Le capitaine Haralan sentait que j’avais raison. Toutefois, il ne voulait pas se rendre.

— Mon cher Vidal, répondit-il d’un ton qui ne laissait pas d’espoir, nous ne voyons pas, nous ne pouvons voir les choses de la même façon. Ma famille, qui va devenir celle de votre frère, a été outragée, et je ne tirerais pas vengeance de ces outrages ?…

— Non, c’est à la justice de le faire.

— Comment le ferait-elle, si cet homme ne revient pas ?… Or, le Gouverneur a signé ce matin un arrêté d’expulsion qui rend impossible le retour de Storitz.

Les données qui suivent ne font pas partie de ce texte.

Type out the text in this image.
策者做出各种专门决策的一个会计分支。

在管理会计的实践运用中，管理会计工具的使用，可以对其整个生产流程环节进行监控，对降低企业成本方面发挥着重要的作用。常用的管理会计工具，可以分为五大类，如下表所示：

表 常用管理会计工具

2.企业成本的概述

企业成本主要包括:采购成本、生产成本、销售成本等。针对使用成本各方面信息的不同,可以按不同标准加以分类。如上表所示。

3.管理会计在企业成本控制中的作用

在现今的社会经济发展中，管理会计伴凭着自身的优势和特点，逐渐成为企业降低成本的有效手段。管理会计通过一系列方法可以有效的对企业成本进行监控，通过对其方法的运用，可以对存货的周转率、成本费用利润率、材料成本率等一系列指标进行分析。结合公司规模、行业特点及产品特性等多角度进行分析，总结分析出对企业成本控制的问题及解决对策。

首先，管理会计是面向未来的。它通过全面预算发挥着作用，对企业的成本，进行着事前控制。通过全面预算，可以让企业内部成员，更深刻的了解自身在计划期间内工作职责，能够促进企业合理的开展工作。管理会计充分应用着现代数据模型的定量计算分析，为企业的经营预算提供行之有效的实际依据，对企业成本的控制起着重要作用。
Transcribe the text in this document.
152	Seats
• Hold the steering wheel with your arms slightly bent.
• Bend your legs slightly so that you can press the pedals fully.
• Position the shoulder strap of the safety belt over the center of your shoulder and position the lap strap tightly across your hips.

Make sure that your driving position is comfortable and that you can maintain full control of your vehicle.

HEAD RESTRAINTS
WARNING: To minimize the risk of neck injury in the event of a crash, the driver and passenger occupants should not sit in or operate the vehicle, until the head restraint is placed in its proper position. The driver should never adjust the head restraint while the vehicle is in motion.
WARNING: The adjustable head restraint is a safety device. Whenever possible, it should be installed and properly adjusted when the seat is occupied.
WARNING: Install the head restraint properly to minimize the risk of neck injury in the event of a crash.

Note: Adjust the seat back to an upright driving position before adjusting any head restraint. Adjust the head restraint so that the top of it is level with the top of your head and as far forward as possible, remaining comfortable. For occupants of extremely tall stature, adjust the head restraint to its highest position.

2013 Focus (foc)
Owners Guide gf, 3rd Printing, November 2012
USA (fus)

Il faut donc que j’aille où il est, où il doit être du moins, à Spremberg.

— Soit, répliquai-je, en dernier argument, mais attendez au moins le mariage de votre sœur. Encore quelques jours de patience et, alors je serai le premier à vous conseiller de partir. Je vous accompagnerai même à Spremberg. »

Je le pressai avec tant de chaleur que l’entretien se termina par sa promesse formelle qu’il se ferait violence, à la condition que, le mariage célébré, je ne m’opposerais plus à son projet, et que je partirais avec lui.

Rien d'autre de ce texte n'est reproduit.